The aforementioned possible advantages of using images from multiples spectral bands on various vision applications make multi-spectral image processing a relevant topic for research and development. Like in visible image processing, multi-spectral image processing needs tools and algorithms to handle information from various spectral bands. Furthermore, traditional tools such as local feature detection, which is the basis of many vision tasks such as visual odometry, image registration, or structure from motion, must be adjusted or reformulated to operate under new conditions. Traditional feature detection, description, and matching methods tend to underperform in multi-spectral settings, in comparison to mono-spectral settings, due to the natural differences between each spectral band.

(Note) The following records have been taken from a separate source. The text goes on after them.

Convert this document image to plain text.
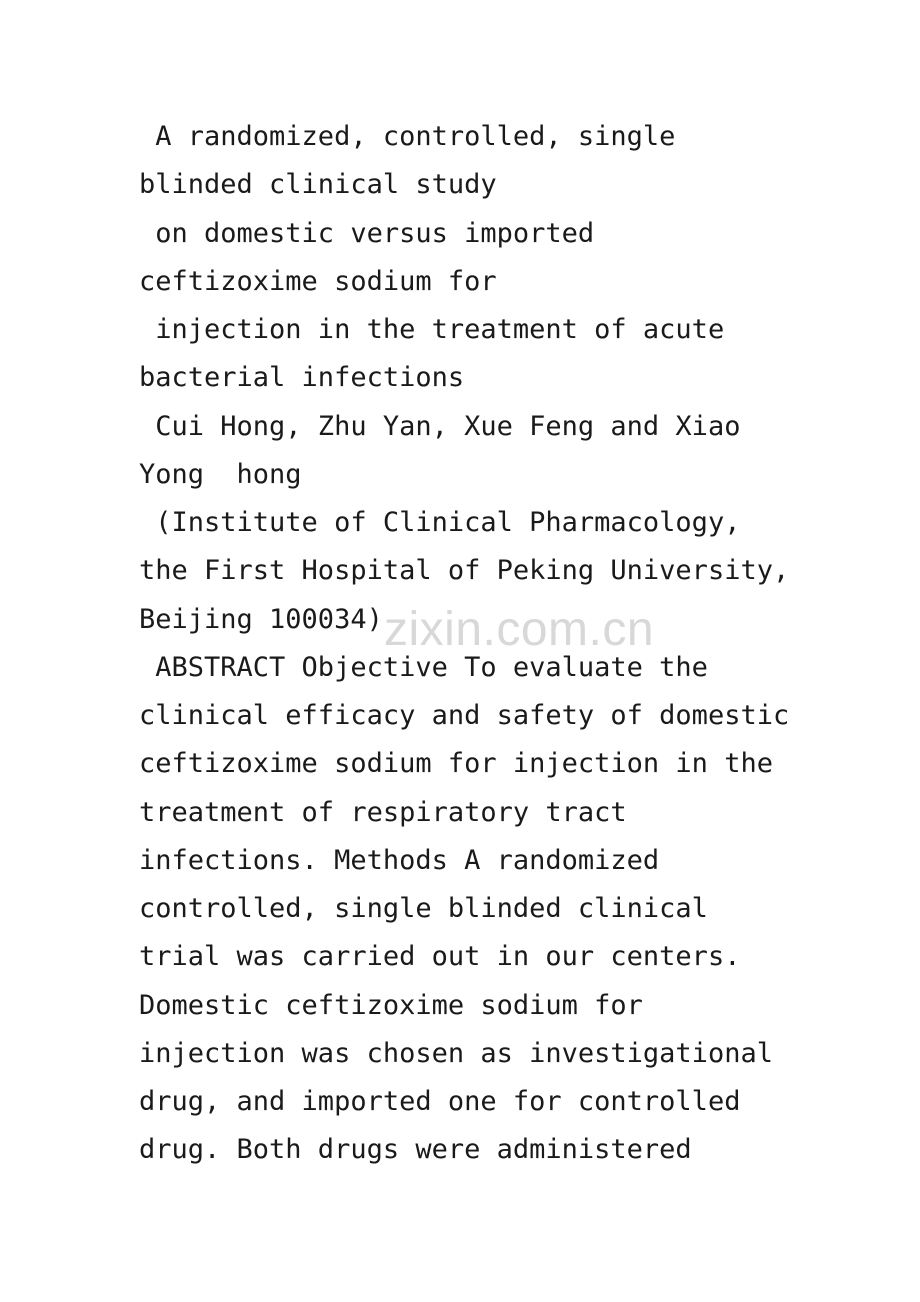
zixin.com.cn
A randomized, controlled, single
blinded clinical study
on domestic versus imported
ceftizoxime sodium for
injection in the treatment of acute
bacterial infections
Cui Hong, Zhu Yan, Xue Feng and Xiao
Yong  hong
(Institute of Clinical Pharmacology,
the First Hospital of Peking University,
Beijing 100034)
ABSTRACT Objective To evaluate the
clinical efficacy and safety of domestic
ceftizoxime sodium for injection in the
treatment of respiratory tract
infections. Methods A randomized
controlled, single blinded clinical
trial was carried out in our centers.
Domestic ceftizoxime sodium for
injection was chosen as investigational
drug, and imported one for controlled
drug. Both drugs were administered
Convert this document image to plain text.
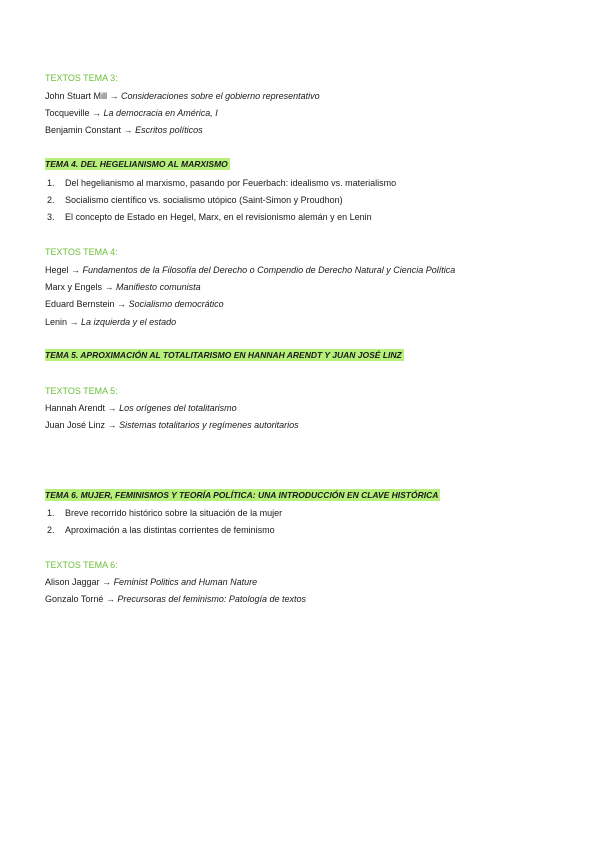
TEXTOS TEMA 3:
John Stuart Mill → Consideraciones sobre el gobierno representativo
Tocqueville → La democracia en América, I
Benjamin Constant → Escritos políticos
TEMA 4. DEL HEGELIANISMO AL MARXISMO
1. Del hegelianismo al marxismo, pasando por Feuerbach: idealismo vs. materialismo
2. Socialismo científico vs. socialismo utópico (Saint-Simon y Proudhon)
3. El concepto de Estado en Hegel, Marx, en el revisionismo alemán y en Lenin
TEXTOS TEMA 4:
Hegel → Fundamentos de la Filosofía del Derecho o Compendio de Derecho Natural y Ciencia Política
Marx y Engels → Manifiesto comunista
Eduard Bernstein → Socialismo democrático
Lenin → La izquierda y el estado
TEMA 5. APROXIMACIÓN AL TOTALITARISMO EN HANNAH ARENDT Y JUAN JOSÉ LINZ
TEXTOS TEMA 5:
Hannah Arendt → Los orígenes del totalitarismo
Juan José Linz → Sistemas totalitarios y regímenes autoritarios
TEMA 6. MUJER, FEMINISMOS Y TEORÍA POLÍTICA: UNA INTRODUCCIÓN EN CLAVE HISTÓRICA
1. Breve recorrido histórico sobre la situación de la mujer
2. Aproximación a las distintas corrientes de feminismo
TEXTOS TEMA 6:
Alison Jaggar → Feminist Politics and Human Nature
Gonzalo Torné → Precursoras del feminismo: Patología de textos
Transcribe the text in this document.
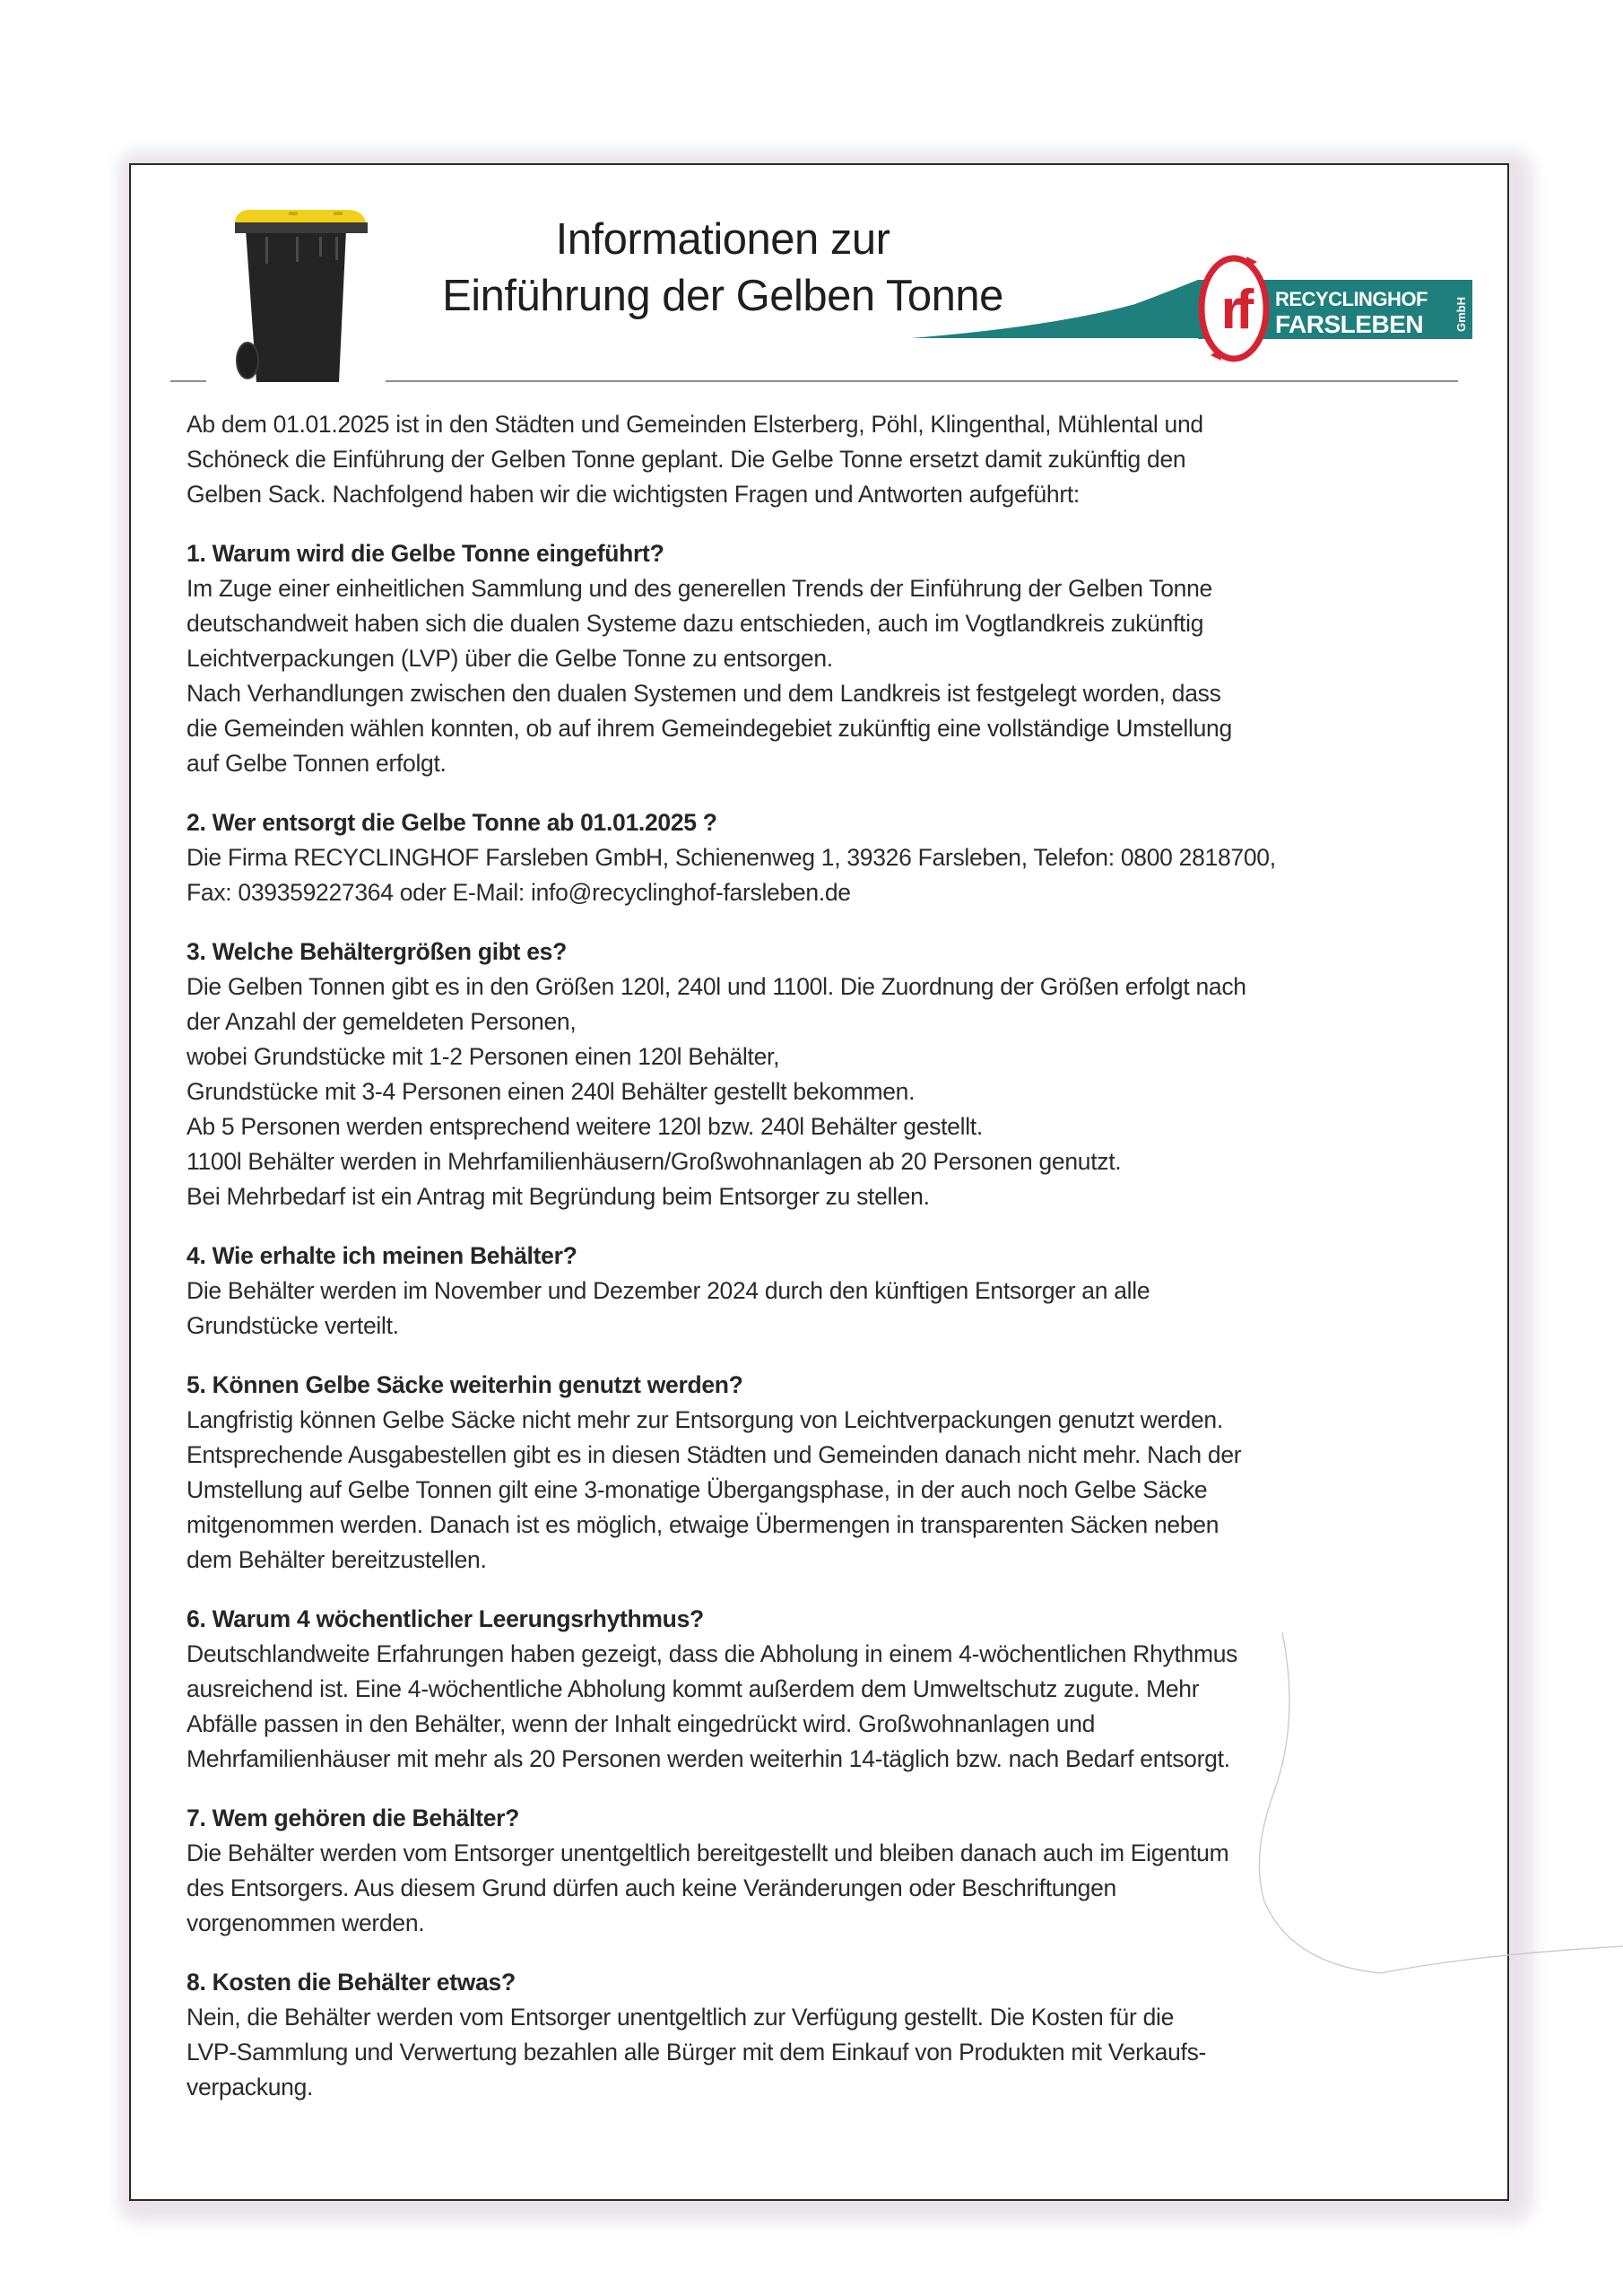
Informationen zur
Einführung der Gelben Tonne	rf	RECYCLINGHOF
FARSLEBEN	GmbH

Ab dem 01.01.2025 ist in den Städten und Gemeinden Elsterberg, Pöhl, Klingenthal, Mühlental und
Schöneck die Einführung der Gelben Tonne geplant. Die Gelbe Tonne ersetzt damit zukünftig den
Gelben Sack. Nachfolgend haben wir die wichtigsten Fragen und Antworten aufgeführt:

1. Warum wird die Gelbe Tonne eingeführt?

Im Zuge einer einheitlichen Sammlung und des generellen Trends der Einführung der Gelben Tonne
deutschandweit haben sich die dualen Systeme dazu entschieden, auch im Vogtlandkreis zukünftig
Leichtverpackungen (LVP) über die Gelbe Tonne zu entsorgen.
Nach Verhandlungen zwischen den dualen Systemen und dem Landkreis ist festgelegt worden, dass
die Gemeinden wählen konnten, ob auf ihrem Gemeindegebiet zukünftig eine vollständige Umstellung
auf Gelbe Tonnen erfolgt.

2. Wer entsorgt die Gelbe Tonne ab 01.01.2025 ?

Die Firma RECYCLINGHOF Farsleben GmbH, Schienenweg 1, 39326 Farsleben, Telefon: 0800 2818700,
Fax: 039359227364 oder E-Mail: info@recyclinghof-farsleben.de

3. Welche Behältergrößen gibt es?

Die Gelben Tonnen gibt es in den Größen 120l, 240l und 1100l. Die Zuordnung der Größen erfolgt nach
der Anzahl der gemeldeten Personen,
wobei Grundstücke mit 1-2 Personen einen 120l Behälter,
Grundstücke mit 3-4 Personen einen 240l Behälter gestellt bekommen.
Ab 5 Personen werden entsprechend weitere 120l bzw. 240l Behälter gestellt.
1100l Behälter werden in Mehrfamilienhäusern/Großwohnanlagen ab 20 Personen genutzt.
Bei Mehrbedarf ist ein Antrag mit Begründung beim Entsorger zu stellen.

4. Wie erhalte ich meinen Behälter?

Die Behälter werden im November und Dezember 2024 durch den künftigen Entsorger an alle
Grundstücke verteilt.

5. Können Gelbe Säcke weiterhin genutzt werden?

Langfristig können Gelbe Säcke nicht mehr zur Entsorgung von Leichtverpackungen genutzt werden.
Entsprechende Ausgabestellen gibt es in diesen Städten und Gemeinden danach nicht mehr. Nach der
Umstellung auf Gelbe Tonnen gilt eine 3-monatige Übergangsphase, in der auch noch Gelbe Säcke
mitgenommen werden. Danach ist es möglich, etwaige Übermengen in transparenten Säcken neben
dem Behälter bereitzustellen.

6. Warum 4 wöchentlicher Leerungsrhythmus?

Deutschlandweite Erfahrungen haben gezeigt, dass die Abholung in einem 4-wöchentlichen Rhythmus
ausreichend ist. Eine 4-wöchentliche Abholung kommt außerdem dem Umweltschutz zugute. Mehr
Abfälle passen in den Behälter, wenn der Inhalt eingedrückt wird. Großwohnanlagen und
Mehrfamilienhäuser mit mehr als 20 Personen werden weiterhin 14-täglich bzw. nach Bedarf entsorgt.

7. Wem gehören die Behälter?

Die Behälter werden vom Entsorger unentgeltlich bereitgestellt und bleiben danach auch im Eigentum
des Entsorgers. Aus diesem Grund dürfen auch keine Veränderungen oder Beschriftungen
vorgenommen werden.

8. Kosten die Behälter etwas?

Nein, die Behälter werden vom Entsorger unentgeltlich zur Verfügung gestellt. Die Kosten für die
LVP-Sammlung und Verwertung bezahlen alle Bürger mit dem Einkauf von Produkten mit Verkaufs-
verpackung.
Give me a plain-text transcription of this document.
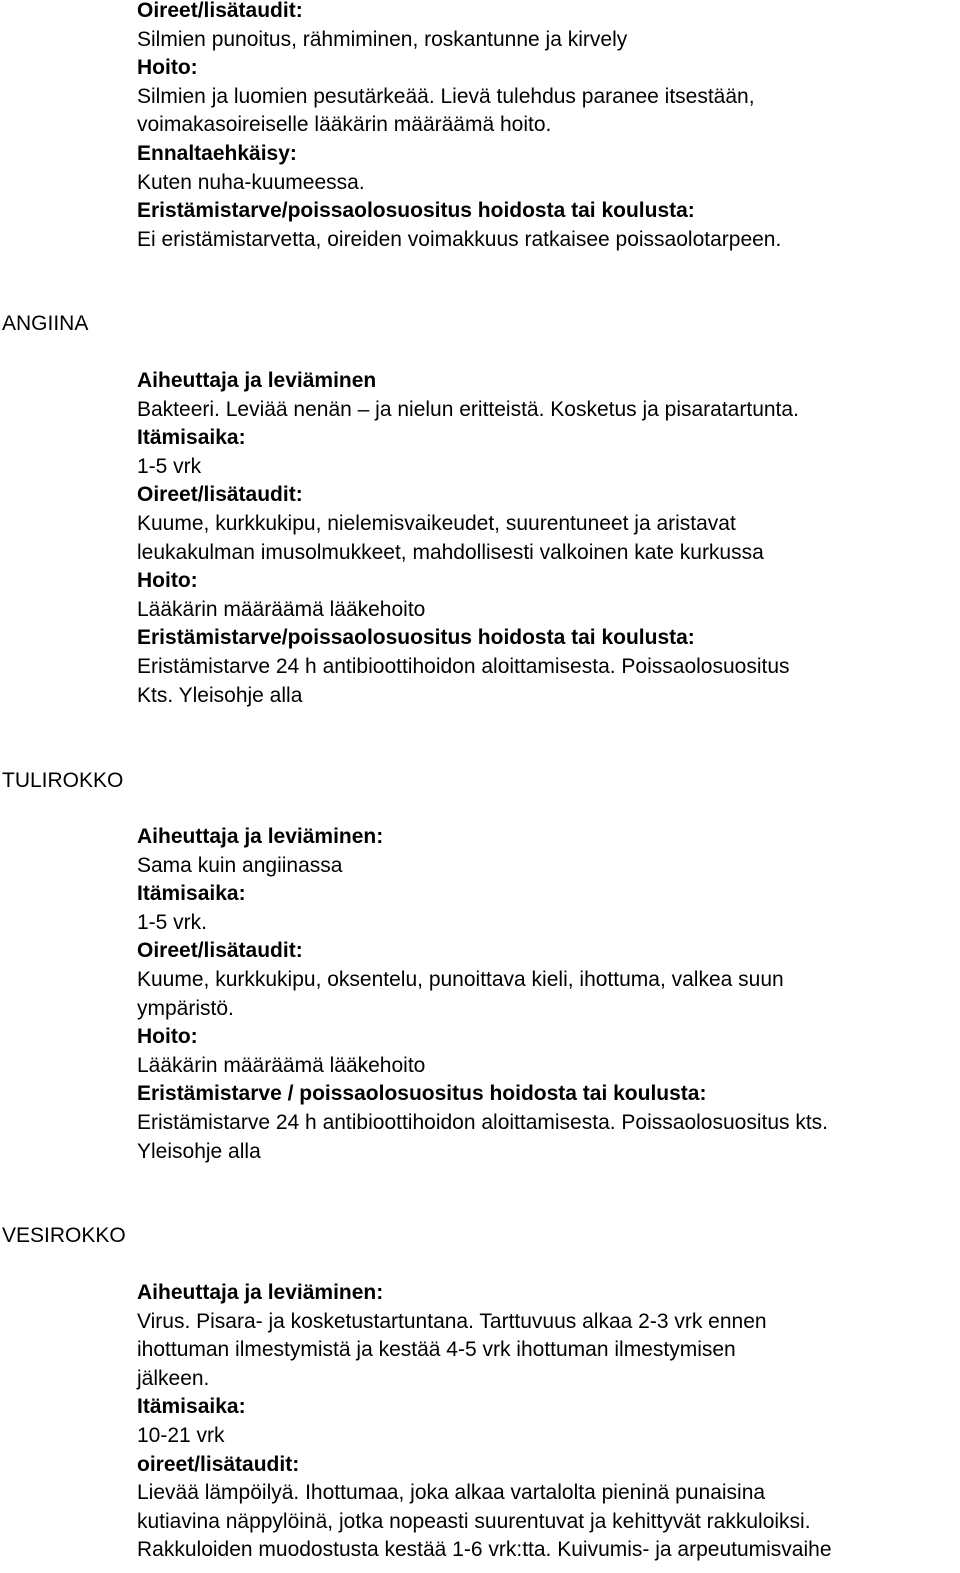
Oireet/lisätaudit:
Silmien punoitus, rähmiminen, roskantunne ja kirvely
Hoito:
Silmien ja luomien pesutärkeää. Lievä tulehdus paranee itsestään,
voimakasoireiselle lääkärin määräämä hoito.
Ennaltaehkäisy:
Kuten nuha-kuumeessa.
Eristämistarve/poissaolosuositus hoidosta tai koulusta:
Ei eristämistarvetta, oireiden voimakkuus ratkaisee poissaolotarpeen.
ANGIINA
Aiheuttaja ja leviäminen
Bakteeri. Leviää nenän – ja nielun eritteistä. Kosketus ja pisaratartunta.
Itämisaika:
1-5 vrk
Oireet/lisätaudit:
Kuume, kurkkukipu, nielemisvaikeudet, suurentuneet ja aristavat
leukakulman imusolmukkeet, mahdollisesti valkoinen kate kurkussa
Hoito:
Lääkärin määräämä lääkehoito
Eristämistarve/poissaolosuositus hoidosta tai koulusta:
Eristämistarve 24 h antibioottihoidon aloittamisesta. Poissaolosuositus
Kts. Yleisohje alla
TULIROKKO
Aiheuttaja ja leviäminen:
Sama kuin angiinassa
Itämisaika:
1-5 vrk.
Oireet/lisätaudit:
Kuume, kurkkukipu, oksentelu, punoittava kieli, ihottuma, valkea suun
ympäristö.
Hoito:
Lääkärin määräämä lääkehoito
Eristämistarve / poissaolosuositus hoidosta tai koulusta:
Eristämistarve 24 h antibioottihoidon aloittamisesta. Poissaolosuositus kts.
Yleisohje alla
VESIROKKO
Aiheuttaja ja leviäminen:
Virus. Pisara- ja kosketustartuntana. Tarttuvuus alkaa 2-3 vrk ennen
ihottuman ilmestymistä ja kestää 4-5 vrk ihottuman ilmestymisen
jälkeen.
Itämisaika:
10-21 vrk
oireet/lisätaudit:
Lievää lämpöilyä. Ihottumaa, joka alkaa vartalolta pieninä punaisina
kutiavina näppylöinä, jotka nopeasti suurentuvat ja kehittyvät rakkuloiksi.
Rakkuloiden muodostusta kestää 1-6 vrk:tta. Kuivumis- ja arpeutumisvaihe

The work in this thesis is focused on the local feature description problem when cross-spectral images are considered. In this context, this dissertation has three main contributions. Firstly, the work starts by proposing the usage of a combination of frequency and spatial information, in a multi-scale scheme, as feature description. Evaluations of this proposal, based on classical handmade feature descriptors, and comparisons with state of the art cross-spectral approaches help to find and understand limitations of such strategy. Secondly, different convolutional neural network (CNN) based architectures are evaluated when used to describe cross-spectral image patches. Results showed that CNN-based methods, designed to work with visible monocular images, could be successfully applied to the description of images from two different spectral bands, with just minor modifications. In this framework, a novel CNN-based network model, specifically intended to describe image patches from two different spectral bands, is proposed.
This network, referred to as Q-Net, outperforms state of the art in the cross-spectral domain, including both previous hand-made solutions as well as L2 CNN-based architectures. The third contribution of this dissertation is in the cross-spectral feature description application domain. The multispectral odometry problem is tackled showing a real application of cross-spectral descriptors In addition to the three main contributions mentioned above, in this dissertation, two different multi-spectral datasets are generated and shared with the community to be used as benchmarks for further studies.